By Dave Schwab
The La Jolla biologist who cracked the human genetic code and created the first synthetic microbe has added a laboratory generating all its own power to his growing repertoire of “firsts.”
UCSD alum J. Craig Venter described the 45,000-square-foot J. Craig Venter Institute (JCVI), which ultimately will house about 125 genetic research scientists and staff, as “the world’s first zero carbon research building.”
“We’ve looked at a lot of different things you can do with architecture to make things truly sustainable and it’s been a real challenge,” said Venter at the Sept. 20 groundbreaking. The project will be built on UCSD property next to Allen Field at the corner of North Torrey Pines Road and Torrey Pines Road.
Venter said the team modified the design to make it green, extending all the way down to “using laptop computers rather than desktops which use 10 times as much power.”
UCSD Chancellor Marye Anne Fox said having the new Venter facility on campus would enhance collaboration of researchers and faculty in the hope of “advancing science at an even quicker pace so we can improve and save lives.”
Tony Haymet, director of Scripps Institution of Oceanography and UCSD Vice Chancellor for Marine Sciences, noted the new Venter Institute has “been a long time coming.” He talked about the historic roots of the new facility running deep.
“Scripps started in 1903 and Miss Ellen Scripps was such a great benefactor,” he said noting the new Venter laboratory sits on the eastern edge of the 180 acres Miss Scripps had bought for SIO, as it later came to be named.
Haymet said the new laboratory’s mission to unlock the mysteries of genetics to find ways to benefit mankind fits neatly into UCSD’s legacy of groundbreaking scientific research.
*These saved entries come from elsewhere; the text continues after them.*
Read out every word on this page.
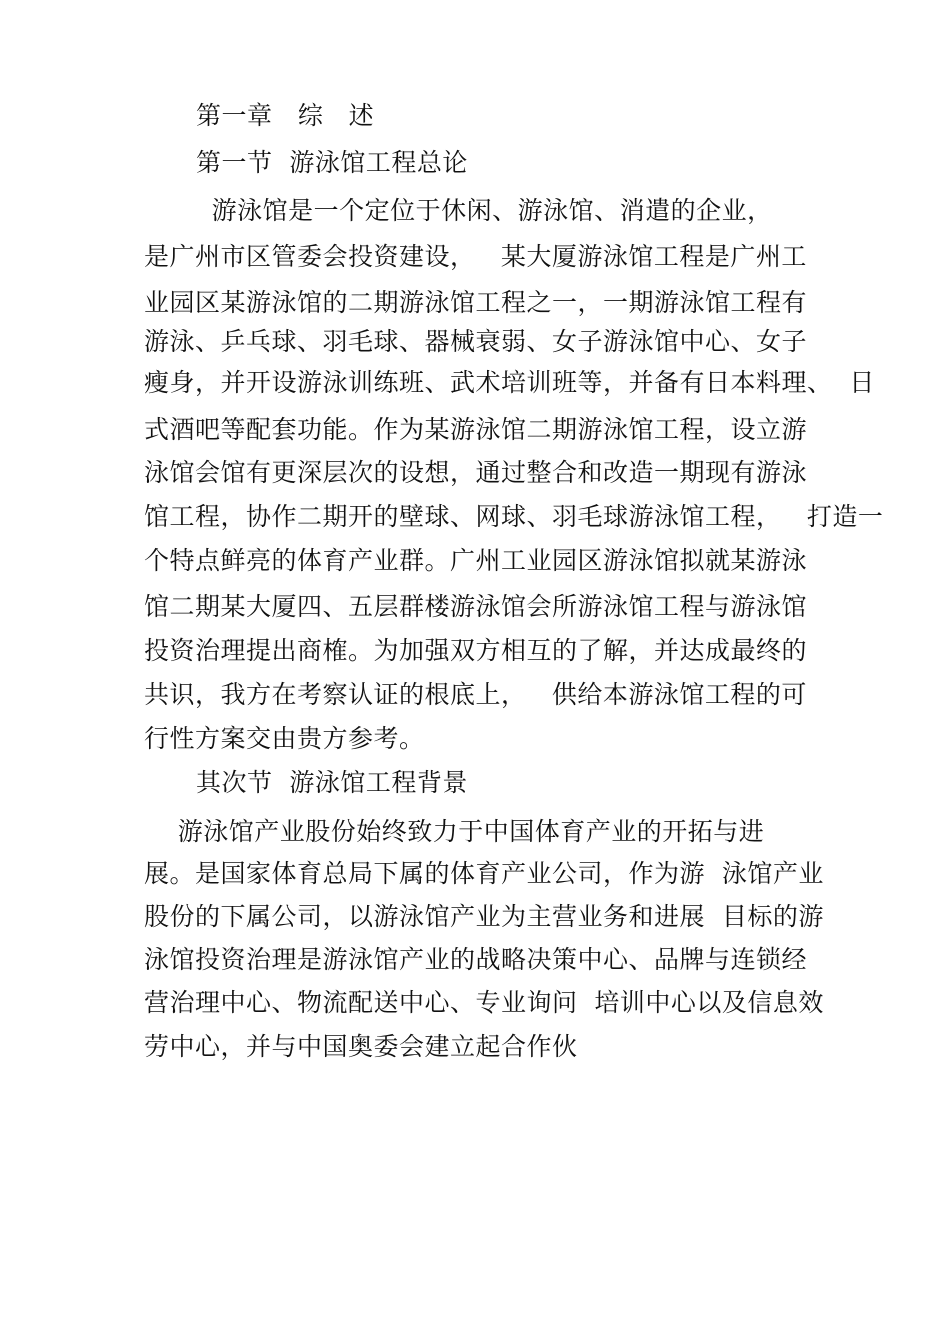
第一章   综   述
第一节  游泳馆工程总论
游泳馆是一个定位于休闲、游泳馆、消遣的企业，
是广州市区管委会投资建设，   某大厦游泳馆工程是广州工
业园区某游泳馆的二期游泳馆工程之一，一期游泳馆工程有
游泳、乒乓球、羽毛球、器械衰弱、女子游泳馆中心、女子
瘦身，并开设游泳训练班、武术培训班等，并备有日本料理、  日
式酒吧等配套功能。作为某游泳馆二期游泳馆工程，设立游
泳馆会馆有更深层次的设想，通过整合和改造一期现有游泳
馆工程，协作二期开的壁球、网球、羽毛球游泳馆工程，   打造一
个特点鲜亮的体育产业群。广州工业园区游泳馆拟就某游泳
馆二期某大厦四、五层群楼游泳馆会所游泳馆工程与游泳馆
投资治理提出商榷。为加强双方相互的了解，并达成最终的
共识，我方在考察认证的根底上，   供给本游泳馆工程的可
行性方案交由贵方参考。
其次节  游泳馆工程背景
游泳馆产业股份始终致力于中国体育产业的开拓与进
展。是国家体育总局下属的体育产业公司，作为游  泳馆产业
股份的下属公司，以游泳馆产业为主营业务和进展  目标的游
泳馆投资治理是游泳馆产业的战略决策中心、品牌与连锁经
营治理中心、物流配送中心、专业询问  培训中心以及信息效
劳中心，并与中国奥委会建立起合作伙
He referenced Roger Revelle, SIO’s fourth director, and Charles David Keeling, originator of the Keeling Curve measuring carbon dioxide buildup in the atmosphere, saying theirr pioneering work in global warming is “the reason why we care, and this building is here.”
Sustainable elements at JCVI are to include: natural ventilation/passive cooling; utilizing roof rainfall runoff for cooling, irrigation and washing; “green” LEED Platinum Certification; and an extensive network of roof gardens to provide shade and frame ocean views.
Quipping that he understood little of the technical details of the Venter Institute’s “ultra-green” new lab facility, Mayor Jerry Sanders welcomed JCVI to San Diego’s growing scientific community which he said is working to “change the world.”
Construction is set to begin soon, with completion anticipated in 2013. The institute has borrowed money to launch the project and is anticipating donations from local philanthropists to defer some of the project’s costs.
JCVI now has a temporary facility near UCSD with 60 researchers and its East Coast headquarters in Rockville, Md., with approximately 240 scientists and staff.